Gorilla trekking and tracking are often used interchangeably but they are different activities related to observing mountain gorillas in their natural habitats. Gorilla trekking refers to the activity of traveling through dense forests, steep hills and valleys to reach the gorillas. It is the journey made by visitors to see the gorillas in their natural habitat. On the other hand, tracking refers to the process of locating the gorillas in the forest. This is typically done by a team of trained experts or individuals employed by the Uganda Wildlife Authority or Rwanda Development Board, known as the gorilla trackers. They are responsible for following the mountain gorilla families and communicating their whereabouts to the park headquarters and tour guides. The distinction between gorilla trekking and tracking is essentially who performs the action of locating the gorillas and who embarks on the journey to see them.
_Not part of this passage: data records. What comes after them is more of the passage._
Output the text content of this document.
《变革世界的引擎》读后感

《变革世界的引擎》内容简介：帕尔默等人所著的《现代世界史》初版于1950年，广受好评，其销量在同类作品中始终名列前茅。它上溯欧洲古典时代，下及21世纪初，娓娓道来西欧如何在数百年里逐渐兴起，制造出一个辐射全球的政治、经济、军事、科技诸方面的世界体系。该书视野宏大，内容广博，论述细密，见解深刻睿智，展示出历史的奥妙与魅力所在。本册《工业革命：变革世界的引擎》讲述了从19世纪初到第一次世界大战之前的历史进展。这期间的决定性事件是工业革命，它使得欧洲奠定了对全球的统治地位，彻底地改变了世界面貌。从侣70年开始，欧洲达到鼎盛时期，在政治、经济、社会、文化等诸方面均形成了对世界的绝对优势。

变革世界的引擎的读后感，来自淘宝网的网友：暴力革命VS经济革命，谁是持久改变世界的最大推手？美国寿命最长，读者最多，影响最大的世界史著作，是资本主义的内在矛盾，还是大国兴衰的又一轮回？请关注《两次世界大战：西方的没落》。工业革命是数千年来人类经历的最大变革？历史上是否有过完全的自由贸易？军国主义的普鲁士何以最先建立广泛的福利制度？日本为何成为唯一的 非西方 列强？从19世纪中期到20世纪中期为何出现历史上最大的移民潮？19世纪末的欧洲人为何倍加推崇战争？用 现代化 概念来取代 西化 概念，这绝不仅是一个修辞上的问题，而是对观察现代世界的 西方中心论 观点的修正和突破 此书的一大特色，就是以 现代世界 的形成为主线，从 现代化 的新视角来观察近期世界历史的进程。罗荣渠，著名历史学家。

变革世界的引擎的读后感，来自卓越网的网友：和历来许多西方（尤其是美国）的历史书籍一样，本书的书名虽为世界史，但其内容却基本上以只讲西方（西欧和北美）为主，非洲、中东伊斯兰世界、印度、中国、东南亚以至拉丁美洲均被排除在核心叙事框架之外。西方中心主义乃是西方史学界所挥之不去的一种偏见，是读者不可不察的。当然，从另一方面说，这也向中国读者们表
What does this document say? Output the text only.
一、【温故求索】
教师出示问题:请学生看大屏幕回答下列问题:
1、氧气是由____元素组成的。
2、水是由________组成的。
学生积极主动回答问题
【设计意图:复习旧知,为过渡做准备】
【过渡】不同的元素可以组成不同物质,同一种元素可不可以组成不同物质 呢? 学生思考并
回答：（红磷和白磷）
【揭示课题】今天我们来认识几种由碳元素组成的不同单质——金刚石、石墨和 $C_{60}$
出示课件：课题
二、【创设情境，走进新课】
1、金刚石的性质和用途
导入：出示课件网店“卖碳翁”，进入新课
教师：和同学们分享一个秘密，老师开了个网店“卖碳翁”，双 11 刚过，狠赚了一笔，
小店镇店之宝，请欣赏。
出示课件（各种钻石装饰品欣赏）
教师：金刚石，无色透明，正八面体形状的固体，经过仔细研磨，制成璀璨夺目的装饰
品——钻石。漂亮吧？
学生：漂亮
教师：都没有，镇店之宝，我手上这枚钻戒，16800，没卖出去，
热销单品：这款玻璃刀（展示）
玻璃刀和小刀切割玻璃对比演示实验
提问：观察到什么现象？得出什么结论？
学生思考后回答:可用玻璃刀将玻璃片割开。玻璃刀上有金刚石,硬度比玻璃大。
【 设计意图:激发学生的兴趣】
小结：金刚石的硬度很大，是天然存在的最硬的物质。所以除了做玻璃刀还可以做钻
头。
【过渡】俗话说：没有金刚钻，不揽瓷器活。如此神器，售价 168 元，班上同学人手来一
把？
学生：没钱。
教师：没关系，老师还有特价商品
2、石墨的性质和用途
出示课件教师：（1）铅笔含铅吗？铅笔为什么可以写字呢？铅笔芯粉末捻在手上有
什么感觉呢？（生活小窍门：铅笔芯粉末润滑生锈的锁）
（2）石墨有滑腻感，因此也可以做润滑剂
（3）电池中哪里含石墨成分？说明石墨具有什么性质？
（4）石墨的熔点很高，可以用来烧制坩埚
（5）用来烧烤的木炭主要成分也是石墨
When talking about gorilla trekking, whether in Uganda, Rwanda, or DR Congo, it refers to the activity of following and finding a specific family of mountain gorillas. Tourists are accompanied by a trained guide from the relevant wildlife authority, who leads the group through the hills and forests to locate the gorillas. The guide not only helps find the gorillas, but also identifies other wildlife, birds, and plants to enhance the trekking experience. The guide remains in communication with the advanced team, or gorilla trackers, who continuously provide updates on the whereabouts of a given gorilla family. The term “gorilla trekking” is used because gorillas live in mountainous or hilly areas, requiring a physical hike to locate them.
Uganda, Rwanda, and DR Congo are three African countries where tourists can encounter gorillas. In Uganda, the Gorilla permit costs $700 for foreign non-residents, $600 for residents, and $70 for East African citizens. Uganda has 17 habituated gorilla family groups with 136 permits available every day. A Gorilla habituation experience permit in Bwindi forest costs $1500 per person and allows 4 hours of encounter. Permits can be booked through Uganda Wildlife Authority or a tour operator. In Rwanda, the Gorilla permit costs $1500 for foreign non-residents, $500 for foreign residents, and $200 for East African citizens. Rwanda has 12 gorilla families with 96 permits available each day. Permits can be booked through Rwanda Development Board or a tour operator. In DR Congo, the Gorilla permit in Virunga National Park costs $400 for the high season and $200 for the low season. The permit in Kahuzi Beiga National Park costs $400 for foreign non-residents, $200 for East Africa residents, and $20 for national residents. Permits can be booked through Virunga National Park or a tour operator. Note that the price of the permit does not include other expenses like accommodation, air tickets, meals, and transport. Uganda is a safe and affordable destination compared to Rwanda and Congo.